Историзм, модель культуры, литературный канон, культурный архетип
Короткий адрес: https://sciup.org/147227196
IDR: 147227196 | DOI: 10.15393/j9.art.2020.8243
Текст научной статьи Литературное наследие Slavia Orthodoxa: между каноном и архетипом
Втеории литературы ХХ в., особенно в структурализме, возник повышенный интерес к новинкам в сравнительном исследовании истории и динамики славянских литератур. В медиевистике важное место занимает концепция итальянского ученого Рикардо Пиккио о биполярном развитии славянских культур и литератур, которые он предложил разделить на две группы: Slavia Orthodoxa и Slavia Romana. Если западные славяне развиваются под влиянием католической церкви и латинского языка, то культура и словесность восточных хотя и формируется под сильнейшим византийским влиянием, но все-таки на основе не древнегреческого, а церкoвнославянско-го языка, сотворенного общеславянскими просветителями св. Кириллом и св. Мефодием. Многообразные стилистические, жанровые и социальные функции языка были определены различными модульными системами культур, что оказало огромное влияние на особую динамику развития восточнославянских литератур. Понимание идеологии текста связано с вопросами употребления языка и стиля и риторическими приемами, причем эти вопросы рассматриваются не с внешней, а с внутренней стороны, имманентно. Библейские цитаты выполняют семантическую и образовательную роль: с их помощью утверждается общая семантика текста или уровни значений [Picchio, 1991], [Picchio, 1998].

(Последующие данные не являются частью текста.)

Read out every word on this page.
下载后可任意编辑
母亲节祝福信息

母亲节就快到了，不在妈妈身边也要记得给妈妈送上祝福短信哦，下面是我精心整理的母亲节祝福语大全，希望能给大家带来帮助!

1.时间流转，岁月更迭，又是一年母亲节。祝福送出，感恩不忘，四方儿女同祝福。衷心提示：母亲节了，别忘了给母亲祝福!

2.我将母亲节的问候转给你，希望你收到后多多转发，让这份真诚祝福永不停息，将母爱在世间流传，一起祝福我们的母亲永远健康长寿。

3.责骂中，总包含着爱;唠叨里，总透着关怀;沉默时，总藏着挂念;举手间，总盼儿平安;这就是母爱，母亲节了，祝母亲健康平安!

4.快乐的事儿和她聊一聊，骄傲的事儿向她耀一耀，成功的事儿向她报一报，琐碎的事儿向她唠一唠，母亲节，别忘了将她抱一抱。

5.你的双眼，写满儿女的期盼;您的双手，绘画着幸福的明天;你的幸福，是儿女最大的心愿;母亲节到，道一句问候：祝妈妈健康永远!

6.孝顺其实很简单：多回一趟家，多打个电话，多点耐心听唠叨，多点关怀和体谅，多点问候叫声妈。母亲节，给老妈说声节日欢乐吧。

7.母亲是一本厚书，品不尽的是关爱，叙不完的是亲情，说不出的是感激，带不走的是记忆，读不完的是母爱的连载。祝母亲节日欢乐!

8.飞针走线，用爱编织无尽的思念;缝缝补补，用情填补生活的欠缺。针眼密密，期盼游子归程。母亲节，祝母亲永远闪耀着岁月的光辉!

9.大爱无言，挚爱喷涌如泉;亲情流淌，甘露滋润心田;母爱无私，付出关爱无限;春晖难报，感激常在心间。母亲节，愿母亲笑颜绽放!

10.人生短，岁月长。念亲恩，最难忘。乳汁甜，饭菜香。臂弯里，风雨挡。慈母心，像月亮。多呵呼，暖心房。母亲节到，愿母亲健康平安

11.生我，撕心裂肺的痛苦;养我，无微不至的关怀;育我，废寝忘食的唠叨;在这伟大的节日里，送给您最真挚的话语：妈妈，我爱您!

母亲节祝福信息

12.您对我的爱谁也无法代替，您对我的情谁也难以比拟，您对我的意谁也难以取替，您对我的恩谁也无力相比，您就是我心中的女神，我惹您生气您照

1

О двойственности мира европейского Средневековья упоминает и британский историк Дмитрий Оболенский, описывая «Византийское содружество наций» (термин Д. Д. Оболенского) — Тhе Byzantine Сommonwealth . Это содружество, сложившееся в пределах и под влиянием Византийского царства, представляет своеобразное единство греко-славянских культур. Оболенский подчеркивает космополитизм Восточной империи, дух которой переняли и другие восточные нации. Он говорит о двух решительных «встречах» славянства с Византией — переводе святых книг, созданных св. Кириллом и Мефодием, и духовной деятельности Афона, где переводились, переписывались и прочитывались разнообразные славянские и греческие тексты. Духовное единство «Византийского содружества наций», конечно, было изменчиво, разделено на отдельные народы и государства, нередко воевавшие между собой. И все-таки восточному содружеству наций удалось сохранить «различность в единстве» начиная со второй половины IX и до середины XV в. [Obolensky].
Данные концепции Р. Пиккио и Д. Обoленского, а также другие более или менее сходные интерпретации наследия и миссионерства Кирилла и Мефодия, точнее, переводa библейских книг на славянский язык, приобщение к церковнославянскому языку или отречение от него, поднимают несколько существенных вопросов: о значении и влиянии христианства на развитие европейской философии; о проблемах исторического релятивизма и различных общественных детерминант литературы и искусства; о периодизации искусства и формирования национальных литератур; об историческом континуитете и дисконтинуитете в отдельных национальных традициях; о функции литературных идиом; о развитии литературных форм; о мироощущении и идеологии (понимании) текста, о диалогизме речи, о модели культуры и т. д.
Рассмотрим некоторые из перечисленных вопросов.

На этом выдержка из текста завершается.